I have been working really hard on melon the past month, and it’s getting close to V1 being feature complete! I’ve worked on lots of things, but for this post I wanted to talk about the scanner. The last time I talked about Melon the scanner was working but really slow. Especially on my HDD. So I spent awhile looking for optimizations and eventually ended up rewritting the scanner, which I’ve called Scanner V2.
The old scanner worked like this:
- Load a track off the disk
- Call the database to find out if the track’s artist or album exists yet
- If they do, update their info to include the new track, otherwise create new artist / album
- Insert all the new info into the dabase
- Repeat for each track
The new scanner has multiple passes:
- Load tracks
- Read track info off the disk
- Create a track object and add into a thread safe List (more on that later)
- Fill out database objects
- Create album objects based on found tracks
- Create artist objects based on found tracks
- Update track info to link to new album and artists objects
- Upload to database
- Uploads all the in memory info into the database
- Delete
- Remove tracks, albums, artists that are missing from the disk
Keeping things in memory sped things up a ton.
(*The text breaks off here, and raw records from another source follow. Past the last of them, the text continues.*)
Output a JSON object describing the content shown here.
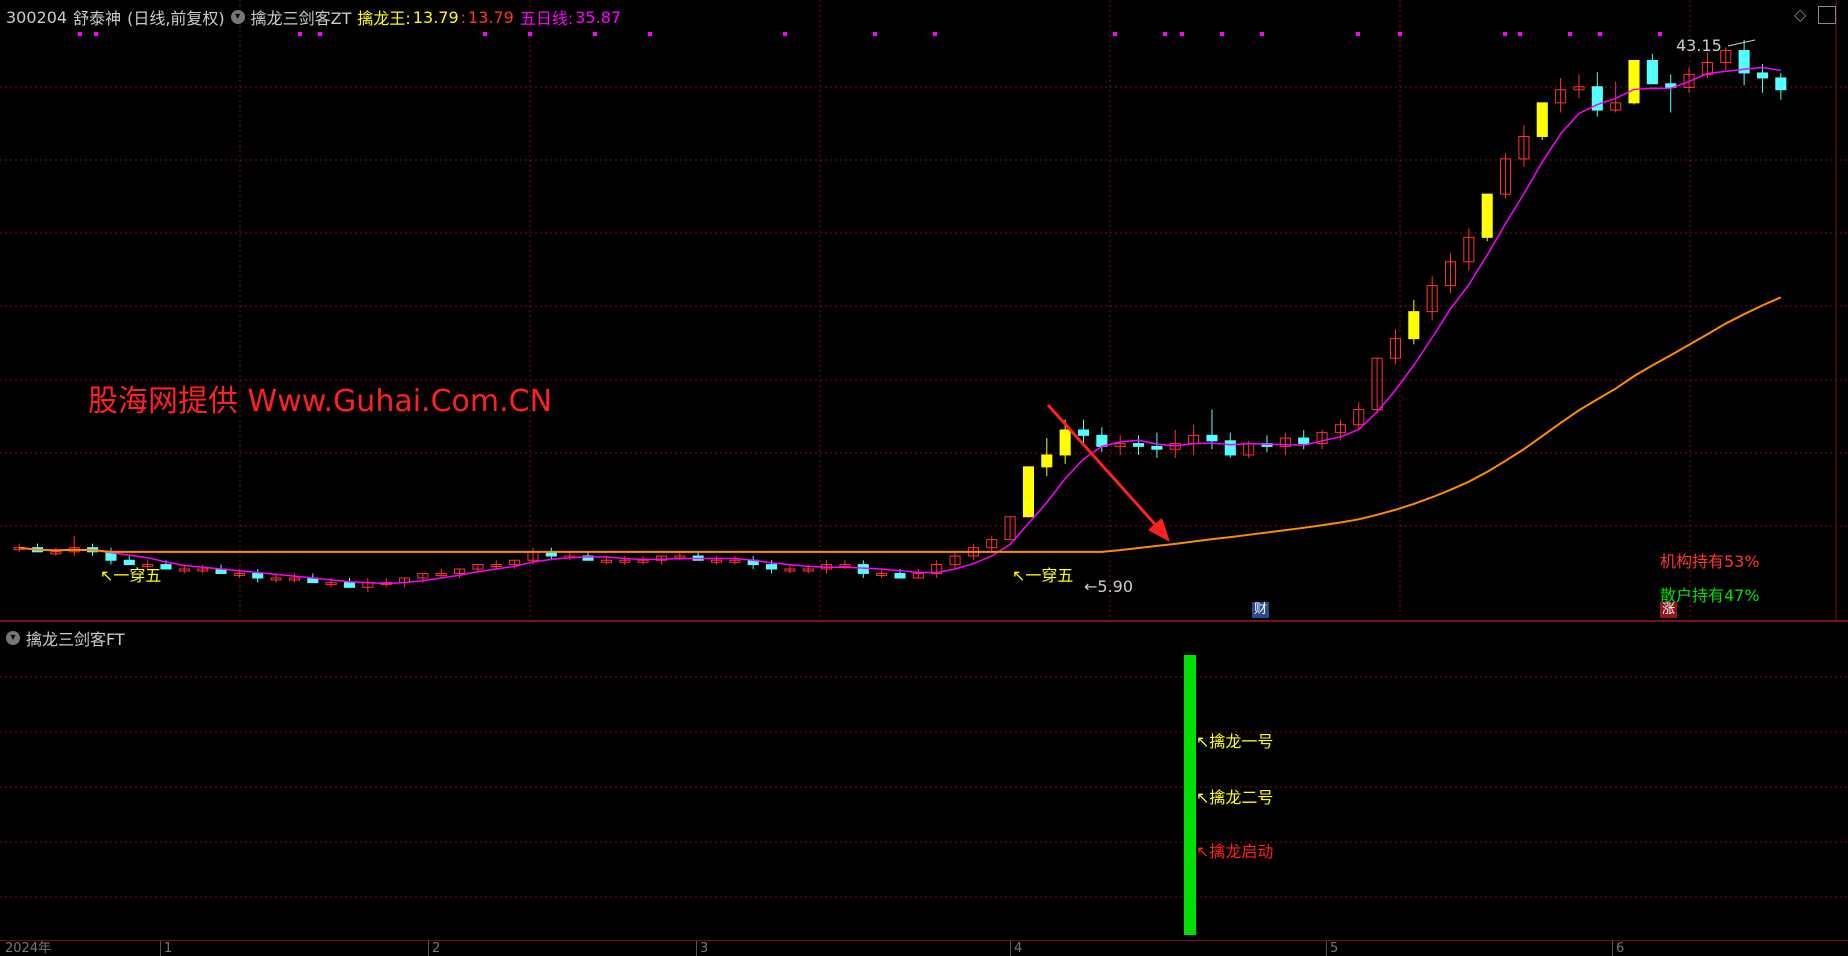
{
  "header": {
    "code": "300204",
    "name": "舒泰神",
    "period": "(日线,前复权)",
    "indicator": "擒龙三剑客ZT",
    "ind_label": "擒龙王:",
    "ind_value1": "13.79",
    "ind_value2": "13.79",
    "ma_label": "五日线:",
    "ma_value": "35.87"
  },
  "watermark": "股海网提供 Www.Guhai.Com.CN",
  "annotations": {
    "high_price": "43.15",
    "low_price": "5.90",
    "cross_five_1": "一穿五",
    "cross_five_2": "一穿五",
    "institution": "机构持有53%",
    "retail": "散户持有47%",
    "badge_fin": "财",
    "badge_up": "涨"
  },
  "sub_panel": {
    "title": "擒龙三剑客FT",
    "label1": "擒龙一号",
    "label2": "擒龙二号",
    "label3": "擒龙启动"
  },
  "time_axis": {
    "year": "2024年",
    "months": [
      "1",
      "2",
      "3",
      "4",
      "5",
      "6"
    ]
  },
  "colors": {
    "up": "#ff3333",
    "down": "#54ffff",
    "ma5": "#ff00ff",
    "long_ma": "#ff8c00",
    "signal_yellow": "#ffff00",
    "signal_green": "#00e000"
  },
  "chart_data": {
    "type": "candlestick",
    "price_high": 43.15,
    "price_low": 5.9,
    "candles": [
      [
        6.6,
        6.7,
        6.5,
        6.6
      ],
      [
        6.6,
        6.7,
        6.5,
        6.5
      ],
      [
        6.5,
        6.6,
        6.4,
        6.5
      ],
      [
        6.5,
        6.9,
        6.4,
        6.6
      ],
      [
        6.6,
        6.7,
        6.4,
        6.5
      ],
      [
        6.5,
        6.6,
        6.2,
        6.3
      ],
      [
        6.3,
        6.4,
        6.2,
        6.2
      ],
      [
        6.2,
        6.3,
        6.1,
        6.2
      ],
      [
        6.2,
        6.3,
        6.1,
        6.1
      ],
      [
        6.1,
        6.2,
        6.0,
        6.1
      ],
      [
        6.1,
        6.2,
        6.0,
        6.1
      ],
      [
        6.1,
        6.2,
        6.0,
        6.0
      ],
      [
        6.0,
        6.1,
        5.9,
        6.0
      ],
      [
        6.0,
        6.1,
        5.8,
        5.9
      ],
      [
        5.9,
        6.0,
        5.8,
        5.9
      ],
      [
        5.9,
        6.0,
        5.8,
        5.9
      ],
      [
        5.9,
        6.0,
        5.8,
        5.8
      ],
      [
        5.8,
        5.9,
        5.7,
        5.8
      ],
      [
        5.8,
        5.9,
        5.7,
        5.7
      ],
      [
        5.7,
        5.9,
        5.6,
        5.8
      ],
      [
        5.8,
        5.9,
        5.7,
        5.8
      ],
      [
        5.8,
        5.9,
        5.7,
        5.9
      ],
      [
        5.9,
        6.0,
        5.8,
        6.0
      ],
      [
        6.0,
        6.1,
        5.9,
        6.0
      ],
      [
        6.0,
        6.1,
        5.9,
        6.1
      ],
      [
        6.1,
        6.2,
        6.0,
        6.2
      ],
      [
        6.2,
        6.3,
        6.1,
        6.2
      ],
      [
        6.2,
        6.3,
        6.1,
        6.3
      ],
      [
        6.3,
        6.6,
        6.2,
        6.5
      ],
      [
        6.5,
        6.6,
        6.3,
        6.4
      ],
      [
        6.4,
        6.5,
        6.3,
        6.4
      ],
      [
        6.4,
        6.5,
        6.3,
        6.3
      ],
      [
        6.3,
        6.4,
        6.2,
        6.3
      ],
      [
        6.3,
        6.4,
        6.2,
        6.3
      ],
      [
        6.3,
        6.4,
        6.2,
        6.3
      ],
      [
        6.3,
        6.4,
        6.2,
        6.4
      ],
      [
        6.4,
        6.5,
        6.3,
        6.4
      ],
      [
        6.4,
        6.5,
        6.3,
        6.3
      ],
      [
        6.3,
        6.4,
        6.2,
        6.3
      ],
      [
        6.3,
        6.4,
        6.2,
        6.3
      ],
      [
        6.3,
        6.4,
        6.1,
        6.2
      ],
      [
        6.2,
        6.3,
        6.0,
        6.1
      ],
      [
        6.1,
        6.2,
        6.0,
        6.1
      ],
      [
        6.1,
        6.2,
        6.0,
        6.1
      ],
      [
        6.1,
        6.3,
        6.0,
        6.2
      ],
      [
        6.2,
        6.3,
        6.1,
        6.2
      ],
      [
        6.2,
        6.3,
        5.9,
        6.0
      ],
      [
        6.0,
        6.1,
        5.9,
        6.0
      ],
      [
        6.0,
        6.1,
        5.9,
        5.9
      ],
      [
        5.9,
        6.1,
        5.9,
        6.0
      ],
      [
        6.0,
        6.3,
        5.9,
        6.2
      ],
      [
        6.2,
        6.5,
        6.1,
        6.4
      ],
      [
        6.4,
        6.7,
        6.3,
        6.6
      ],
      [
        6.6,
        6.9,
        6.5,
        6.8
      ],
      [
        6.8,
        7.4,
        6.8,
        7.4
      ],
      [
        7.4,
        8.9,
        7.4,
        8.9
      ],
      [
        8.9,
        9.9,
        8.6,
        9.3
      ],
      [
        9.3,
        10.6,
        9.0,
        10.2
      ],
      [
        10.2,
        10.6,
        9.7,
        10.0
      ],
      [
        10.0,
        10.3,
        9.4,
        9.6
      ],
      [
        9.6,
        10.0,
        9.3,
        9.7
      ],
      [
        9.7,
        10.0,
        9.3,
        9.6
      ],
      [
        9.6,
        10.1,
        9.2,
        9.5
      ],
      [
        9.5,
        10.2,
        9.2,
        9.7
      ],
      [
        9.7,
        10.4,
        9.3,
        10.0
      ],
      [
        10.0,
        11.0,
        9.5,
        9.8
      ],
      [
        9.8,
        10.1,
        9.2,
        9.3
      ],
      [
        9.3,
        9.8,
        9.2,
        9.7
      ],
      [
        9.7,
        10.0,
        9.4,
        9.6
      ],
      [
        9.6,
        10.1,
        9.3,
        9.9
      ],
      [
        9.9,
        10.2,
        9.5,
        9.7
      ],
      [
        9.7,
        10.2,
        9.5,
        10.1
      ],
      [
        10.1,
        10.6,
        9.8,
        10.4
      ],
      [
        10.4,
        11.3,
        10.2,
        11.0
      ],
      [
        11.0,
        13.3,
        10.9,
        13.3
      ],
      [
        13.3,
        14.8,
        13.0,
        14.3
      ],
      [
        14.3,
        16.5,
        14.0,
        15.8
      ],
      [
        15.8,
        18.0,
        15.3,
        17.4
      ],
      [
        17.4,
        19.6,
        16.9,
        19.0
      ],
      [
        19.0,
        21.5,
        18.4,
        20.8
      ],
      [
        20.8,
        24.4,
        20.5,
        24.4
      ],
      [
        24.4,
        28.4,
        24.0,
        27.8
      ],
      [
        27.8,
        31.5,
        27.0,
        30.2
      ],
      [
        30.2,
        34.2,
        29.8,
        34.2
      ],
      [
        34.2,
        37.5,
        33.0,
        35.9
      ],
      [
        35.9,
        38.0,
        34.8,
        36.3
      ],
      [
        36.3,
        38.3,
        32.5,
        33.3
      ],
      [
        33.3,
        37.0,
        33.0,
        34.2
      ],
      [
        34.2,
        40.0,
        34.0,
        40.0
      ],
      [
        40.0,
        41.0,
        37.2,
        36.7
      ],
      [
        36.7,
        38.0,
        33.0,
        36.2
      ],
      [
        36.2,
        39.0,
        35.5,
        38.0
      ],
      [
        38.0,
        41.2,
        37.5,
        39.7
      ],
      [
        39.7,
        42.0,
        38.6,
        41.5
      ],
      [
        41.5,
        43.15,
        36.5,
        38.2
      ],
      [
        38.2,
        39.5,
        35.5,
        37.5
      ],
      [
        37.5,
        38.2,
        34.6,
        35.9
      ]
    ]
  }
}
For the 4607 files on my SSD, it takes about 10-15 seconds. The old scanner took around 3 minutes 30 seconds. I was also able to enable loading multiple files at a time with the thread-safe ConcurrentDictionary type. Super useful, but only really works on my SSD. On the HDD it takes longer to load in the file, so the threads get backed up (to a max of 25).
Only a few more things to do for the scanner now. I plan on adding genre merging, because I have a lot of tracks that have genres like Drum and Bass, Drum n Bass, DnB, where they are all the same genre, just written down differently. But they show up as two different genres in the db. So I’d like a way to “Canonicalize” genres into one.